Europa – Mythos # 82
Wie Europa ungewollt im Tempel Zeugin eines Zwiegesprächs wird
Es ist still geworden im Tempel der großen Göttin. Die Hitze draußen zwingt alle ins Dämmerlicht der Klausen, wo die Priesterinnen nun für sich sind und ihren Tagträumen nachhängen oder in aller Stille einfach beten oder schlafen. So auch Europa. Sie spricht mit ihrem Kind unter ihrem Herzen.
„Sie unbesorgt, ich werde dich von Anfang an zu schützen wissen. Der Minos von Kreta wird ebenfalls seine schützende Hand über dich halten.“
Dabei streicht sie sanft mit ihren Händen über ihren Bauch, um auch so dem kommenden Kind Wärme und Zärtlichkeit zu senden. Wie von selbst wandern ihre Gedanken aber wieder weiter: Zu ihrer Begegnung mit dem Fremden, der Nacht mit ihm in der Höhle hier auf Kreta, ihrer Flucht am Morgen und ihrer Rettung durch die Fürsorge von Chandaraissa, der Hohenpriesterin. Sie lieben sich.

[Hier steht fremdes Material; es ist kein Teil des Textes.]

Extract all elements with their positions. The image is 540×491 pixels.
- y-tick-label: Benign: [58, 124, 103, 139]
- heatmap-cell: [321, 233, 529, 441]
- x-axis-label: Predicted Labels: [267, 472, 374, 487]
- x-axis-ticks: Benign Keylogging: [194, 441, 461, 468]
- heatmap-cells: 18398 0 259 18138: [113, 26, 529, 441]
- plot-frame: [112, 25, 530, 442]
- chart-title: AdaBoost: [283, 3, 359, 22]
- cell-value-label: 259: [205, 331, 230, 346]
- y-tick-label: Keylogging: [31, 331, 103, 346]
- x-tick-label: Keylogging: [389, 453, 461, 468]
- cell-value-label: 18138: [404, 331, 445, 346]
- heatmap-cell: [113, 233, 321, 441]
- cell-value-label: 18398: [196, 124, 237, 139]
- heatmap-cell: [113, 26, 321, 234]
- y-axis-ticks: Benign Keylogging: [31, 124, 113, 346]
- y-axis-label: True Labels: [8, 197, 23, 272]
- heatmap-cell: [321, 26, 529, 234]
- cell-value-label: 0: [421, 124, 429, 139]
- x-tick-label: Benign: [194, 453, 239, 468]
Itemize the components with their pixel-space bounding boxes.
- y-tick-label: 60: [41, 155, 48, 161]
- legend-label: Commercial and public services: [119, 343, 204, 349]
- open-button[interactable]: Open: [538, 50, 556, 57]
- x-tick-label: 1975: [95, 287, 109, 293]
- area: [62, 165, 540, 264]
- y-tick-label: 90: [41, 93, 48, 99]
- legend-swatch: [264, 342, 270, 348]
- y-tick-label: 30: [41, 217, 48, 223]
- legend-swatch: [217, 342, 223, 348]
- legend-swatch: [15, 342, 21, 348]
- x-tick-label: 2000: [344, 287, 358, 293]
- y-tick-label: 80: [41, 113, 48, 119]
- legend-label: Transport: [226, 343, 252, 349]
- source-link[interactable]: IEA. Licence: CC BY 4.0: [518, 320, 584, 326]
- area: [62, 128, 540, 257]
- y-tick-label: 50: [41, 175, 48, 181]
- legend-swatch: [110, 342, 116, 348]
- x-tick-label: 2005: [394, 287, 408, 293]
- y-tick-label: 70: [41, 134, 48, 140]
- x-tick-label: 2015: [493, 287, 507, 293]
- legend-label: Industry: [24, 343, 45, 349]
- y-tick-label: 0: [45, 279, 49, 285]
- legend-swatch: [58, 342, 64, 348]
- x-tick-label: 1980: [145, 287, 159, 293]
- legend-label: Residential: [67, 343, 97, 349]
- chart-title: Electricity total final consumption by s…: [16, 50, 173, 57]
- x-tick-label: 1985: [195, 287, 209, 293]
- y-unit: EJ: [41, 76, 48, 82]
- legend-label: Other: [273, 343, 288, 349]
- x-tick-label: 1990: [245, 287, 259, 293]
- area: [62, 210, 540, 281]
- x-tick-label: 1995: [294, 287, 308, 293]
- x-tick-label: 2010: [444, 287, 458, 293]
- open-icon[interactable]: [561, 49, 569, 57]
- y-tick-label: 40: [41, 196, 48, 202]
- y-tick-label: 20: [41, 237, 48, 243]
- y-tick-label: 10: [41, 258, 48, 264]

Ein neues Gefühl für sie, das sie stark macht, das ihr wie ein unverhofftes Geschenk der großen Göttin vorkommt und das beschwingt und heiter stimmt – trotz der eigenartigen Vorkommnisse heute bei der Tanzprobe. Und ihre innere Stimme sagt ihr ganz deutlich, dass da jemand ihr schaden will, dass sie auf der Hut sein muss. Und plötzlich holt sie eine unwirkliche Unruhe aus ihrem Tagtraum. Sie steht auf, geht leise auf den langen Flur, in dem sich luftig leichte Staubtänzer wie kleine Glitzervögel auf und ab zu bewegen scheinen. Ein Zauberbild eleganter Bewegungen und lautloser Musik. Barfuß schlendert sie ziellos an den Zellen der Priesterinnen entlang. Von irgendwo weht Flügelgeflatter an ihr Ohr. Europa weiß selber nicht, warum sie jetzt an dieser Ecke steht und lauscht. Auf was? Auf wen? Hört sie jetzt auch schon Stimmen, wo keine sind? Ein Kichern holt sie zurück in den heißen Nachmittag. Das will gar nicht enden, das Kichern. Als sie vorsichtig um die Ecke schaut, sieht sie die zwei tuschelnden jungen Priesterinnen. Sie scheinen sich völlig alleine zu fühlen. Unbefangen umarmen sie sich, küssen sie sich, kichern, seufzen. Ein schönes Bild. Sarsa und Belursa. Ob Chandaraissa und ich je so sein können, fragt sich Europa. Sie sehnt sich so sehr nach Nähe. Jetzt hört sie auch, was die beiden beim Kichern für Wörter flüsternd austauschen:
„Die waren aber auch wirklich zu komisch oder?“
„Komisch, ich fand, die waren völlig durcheinander. Als wenn sie Angst gehabt hätten.“
„Angst? Stimmt, jetzt seh ich es auch. Thortys hat ganz eigenartig gestottert. Das war gar keine Verlegenheit, das war Angst.“
„Aber wovor?“
„Frag mich was Besseres, Nemetos hatte sogar eine Waffe unter seinem Gewand.“
„Hatten die etwas vor, das schief gelaufen ist oder warum diese Angst in ihren Augen?“
Wieder beginnen sie zu kichern. Aber Europa reimt sich gleich zusammen, was die Ursache für die Angst der beiden Männer gewesen sein könnte.